While you can modify any of the files in the
templates/ directory for your theme, most of the time, you'll want to change the following files.
The following 6 files affect the overall layout of your application. All of the other templates are designed to make use of these files. As long as you modify these files, all of the remaining templates should automatically update to your new look and feel. These files are (in order of appearance in the construction of a page):
top.phtml (most themes won't need to modify this, it normally just contains the opening tags for the html page)
- header.phtml
- tagline.phtml
- pagebegin.phtml (includes tagline.phtml)
page content normally is inserted in this position on the page
- footer.phtml
- bottom.phtml (most themes won't need to modify this, as it normally only contains the closing tags for the html page)
The two following files affect large amounts of the display of content, and are the only "non-layout" template files you'll likely need to provide in your theme.
- space/weblogentry.phtml (contains the code to format one weblog entry)
- space/wikiobject.phtml (contains the code to display content: wiki, text and weblogs)
1 Static files
you can include custom files for use in your theme.
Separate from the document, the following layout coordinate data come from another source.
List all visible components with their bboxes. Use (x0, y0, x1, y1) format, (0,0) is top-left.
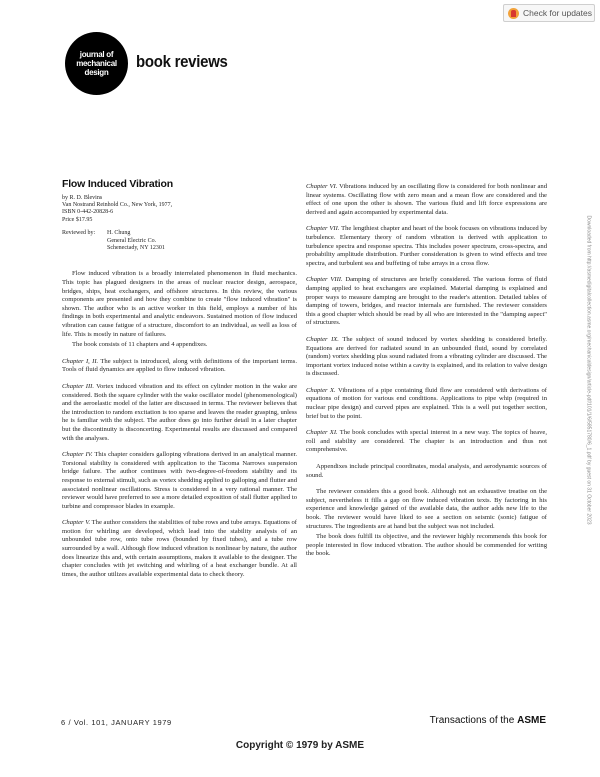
chapter-label: Chapter V. (62, 519, 90, 526)
chapter-label: Chapter III. (62, 383, 94, 390)
paragraph: Chapter XI. The book concludes with spec… (306, 429, 547, 455)
reviewer-block: Reviewed by: H. Chung General Electric C… (62, 230, 297, 252)
check-for-updates-label: Check for updates (523, 8, 592, 18)
paragraph: Appendixes include principal coordinates… (306, 463, 547, 480)
book-author: by R. D. Blevins (62, 195, 297, 202)
chapter-label: Chapter X. (306, 387, 336, 394)
download-notice: Downloaded from http://asmedigitalcollec… (585, 160, 593, 580)
logo-line: journal of (80, 50, 113, 59)
paragraph: Chapter III. Vortex induced vibration an… (62, 383, 297, 443)
logo-line: mechanical (76, 59, 117, 68)
copyright-notice: Copyright © 1979 by ASME (0, 740, 600, 751)
chapter-label: Chapter XI. (306, 429, 338, 436)
reviewer-name: H. Chung (107, 230, 165, 237)
book-price: Price $17.95 (62, 217, 297, 224)
paragraph: Chapter VII. The lengthiest chapter and … (306, 225, 547, 268)
crossmark-icon (508, 8, 519, 19)
paragraph: Chapter V. The author considers the stab… (62, 519, 297, 579)
chapter-label: Chapter VII. (306, 225, 339, 232)
reviewer-label: Reviewed by: (62, 230, 107, 252)
page-info: 6 / Vol. 101, JANUARY 1979 (61, 718, 172, 727)
section-title: book reviews (136, 52, 228, 72)
chapter-label: Chapter IX. (306, 336, 339, 343)
journal-logo: journal of mechanical design (65, 32, 128, 95)
paragraph: The reviewer considers this a good book.… (306, 488, 547, 531)
paragraph: Chapter X. Vibrations of a pipe containi… (306, 387, 547, 421)
book-publisher: Van Nostrand Reinhold Co., New York, 197… (62, 202, 297, 209)
journal-name: Transactions of the ASME (430, 715, 546, 726)
chapter-label: Chapter IV. (62, 451, 93, 458)
paragraph: Chapter VI. Vibrations induced by an osc… (306, 183, 547, 217)
paragraph: Chapter IX. The subject of sound induced… (306, 336, 547, 379)
paragraph: Chapter VIII. Damping of structures are … (306, 276, 547, 328)
reviewer-affiliation: General Electric Co. (107, 238, 165, 245)
book-metadata: by R. D. Blevins Van Nostrand Reinhold C… (62, 195, 297, 225)
book-isbn: ISBN 0-442-20828-6 (62, 209, 297, 216)
check-for-updates-button[interactable]: Check for updates (503, 4, 595, 22)
paragraph: The book does fulfill its objective, and… (306, 533, 547, 559)
left-column: Flow Induced Vibration by R. D. Blevins … (62, 180, 297, 587)
paragraph: Chapter IV. This chapter considers gallo… (62, 451, 297, 511)
chapter-label: Chapter VI. (306, 183, 337, 190)
logo-line: design (85, 68, 109, 77)
chapter-label: Chapter I, II. (62, 358, 98, 365)
reviewer-location: Schenectady, NY 12301 (107, 245, 165, 252)
paragraph: The book consists of 11 chapters and 4 a… (62, 341, 297, 350)
paragraph: Chapter I, II. The subject is introduced… (62, 358, 297, 375)
paragraph: Flow induced vibration is a broadly inte… (62, 270, 297, 339)
chapter-label: Chapter VIII. (306, 276, 343, 283)
right-column: Chapter VI. Vibrations induced by an osc… (306, 183, 547, 567)
book-title: Flow Induced Vibration (62, 180, 297, 189)
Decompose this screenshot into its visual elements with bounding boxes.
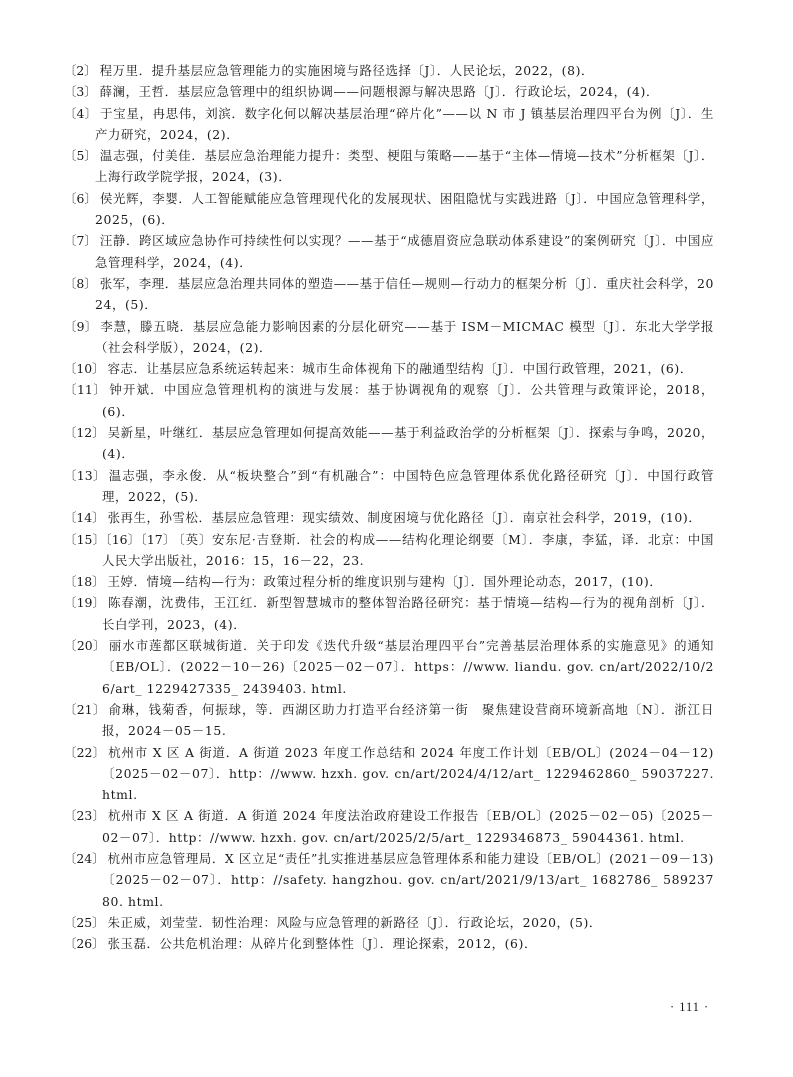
- reference-item: 〔22〕杭州市 X 区 A 街道．A 街道 2023 年度工作总结和 2024 …: [64, 742, 714, 806]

Any files located within the theme directory are available to the browser via a special url. To access files, you can use the "theme" macro to fill in the path to the them.
The usage of the theme macro to retrieve the path to the theme is:
So, if we had a file called
style.css in our theme, we could access it from a template page by using the following:
<link rel="STYLESHEET" type="text/css" href="<% theme show="path"%>style.css"/>
Note that the
theme macro appends a trailing slash, so that you can just include the relative path to the file within your theme directory.
JavaScript
the javascript method
doThemeSetup() is called, if present, and if running in an AJAX environment. Use this function to set up any event handlers for your pages.
Additionally, the default theme's header file will load a file called functions.js from the current theme. If you don't redefine the header.phtml file, you can insert custom code there. Note that this file will be loaded before any other javascript files, so you can't rely on the presence of Dojo or other features for code that will run at that time.